Ppp6c haploinsufficiency accelerates UV‐induced BRAF(V600E)‐initiated melanomagenesis

According to TCGA database, mutations in PPP6C (encoding phosphatase PP6) are found in c. 10% of tumors from melanoma patients, in which they coexist with BRAF and NRAS mutations. To assess PP6 function in melanoma carcinogenesis, we generated mice in which we could specifically induce BRAF(V600E) expression and delete Ppp6c in melanocytes.
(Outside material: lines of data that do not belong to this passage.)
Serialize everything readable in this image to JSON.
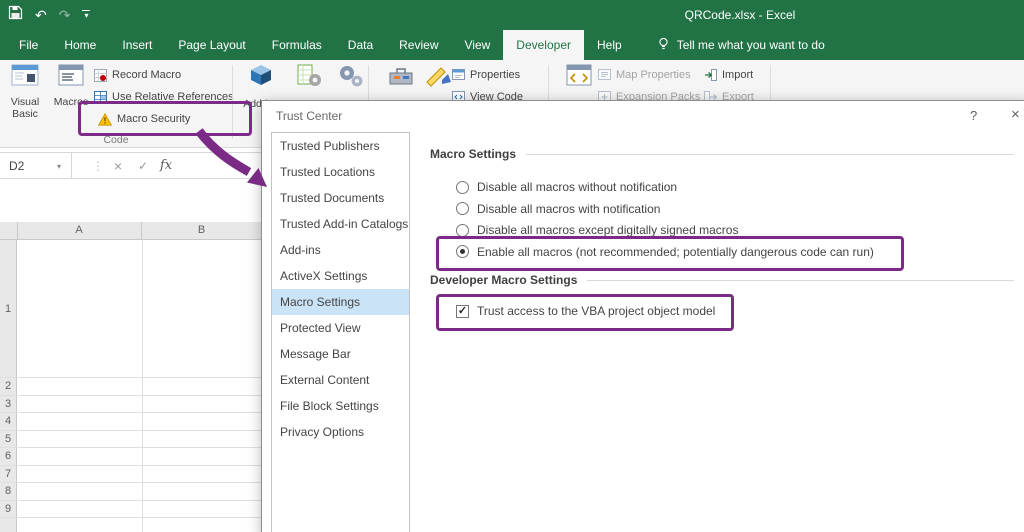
{
  "titlebar": {
    "title": "QRCode.xlsx - Excel",
    "undo_glyph": "↶",
    "redo_glyph": "↷",
    "caret_glyph": "▾"
  },
  "ribbon": {
    "tabs": [
      {
        "label": "File"
      },
      {
        "label": "Home"
      },
      {
        "label": "Insert"
      },
      {
        "label": "Page Layout"
      },
      {
        "label": "Formulas"
      },
      {
        "label": "Data"
      },
      {
        "label": "Review"
      },
      {
        "label": "View"
      },
      {
        "label": "Developer",
        "active": true
      },
      {
        "label": "Help"
      }
    ],
    "tell_me": "Tell me what you want to do",
    "code_group": {
      "visual_basic": "Visual Basic",
      "macros": "Macros",
      "record_macro": "Record Macro",
      "use_relative_references": "Use Relative References",
      "macro_security": "Macro Security",
      "label": "Code"
    },
    "addins_group": {
      "addins": "Add-ins"
    },
    "controls_group": {
      "properties": "Properties",
      "view_code": "View Code"
    },
    "xml_group": {
      "map_properties": "Map Properties",
      "expansion_packs": "Expansion Packs",
      "import": "Import",
      "export": "Export"
    }
  },
  "formula_bar": {
    "name_box": "D2",
    "caret": "▾",
    "dots": "⋮",
    "cancel": "×",
    "enter": "✓",
    "fx": "fx"
  },
  "grid": {
    "columns": [
      "A",
      "B"
    ],
    "rows": [
      "1",
      "2",
      "3",
      "4",
      "5",
      "6",
      "7",
      "8",
      "9"
    ]
  },
  "dialog": {
    "title": "Trust Center",
    "help_glyph": "?",
    "close_glyph": "×",
    "sidebar": [
      {
        "label": "Trusted Publishers"
      },
      {
        "label": "Trusted Locations"
      },
      {
        "label": "Trusted Documents"
      },
      {
        "label": "Trusted Add-in Catalogs"
      },
      {
        "label": "Add-ins"
      },
      {
        "label": "ActiveX Settings"
      },
      {
        "label": "Macro Settings",
        "selected": true
      },
      {
        "label": "Protected View"
      },
      {
        "label": "Message Bar"
      },
      {
        "label": "External Content"
      },
      {
        "label": "File Block Settings"
      },
      {
        "label": "Privacy Options"
      }
    ],
    "macro_settings": {
      "heading": "Macro Settings",
      "options": [
        {
          "label": "Disable all macros without notification",
          "selected": false
        },
        {
          "label": "Disable all macros with notification",
          "selected": false
        },
        {
          "label": "Disable all macros except digitally signed macros",
          "selected": false
        },
        {
          "label": "Enable all macros (not recommended; potentially dangerous code can run)",
          "selected": true
        }
      ]
    },
    "developer_macro_settings": {
      "heading": "Developer Macro Settings",
      "checkbox_label": "Trust access to the VBA project object model",
      "checkbox_checked": true,
      "check_glyph": "✓"
    }
  },
  "colors": {
    "excel_green": "#217346",
    "annotation_purple": "#7b2b85",
    "sidebar_selection": "#cbe3f6"
  }
}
In these mice, melanoma susceptibility following UVB irradiation exhibited the following pattern: Ppp6c semi‐deficient (heterozygous) > Ppp6c wild‐type > Ppp6c‐deficient (homozygous) tumor types. Next‐generation sequencing of Ppp6c heterozygous and wild‐type melanoma tumors revealed that all harbored Trp53 mutations. However, Ppp6c heterozygous tumors showed a higher Signature 1 (mitotic/mitotic clock) mutation index compared with Ppp6c wild‐type tumors, suggesting increased cell division. Analysis of cell lines derived from either Ppp6c heterozygous or wild‐type melanoma tissues showed that both formed tumors in nude mice, but Ppp6c heterozygous tumors grew faster compared with those from the wild‐type line. Ppp6c knockdown via siRNA in the Ppp6c heterozygous line promoted the accumulation of genomic damage and enhanced apoptosis relative to siRNA controls. We conclude that in the presence of BRAF(V600E) expression and UV‐induced Trp53 mutation, Ppp6c haploinsufficiency promotes tumorigenesis.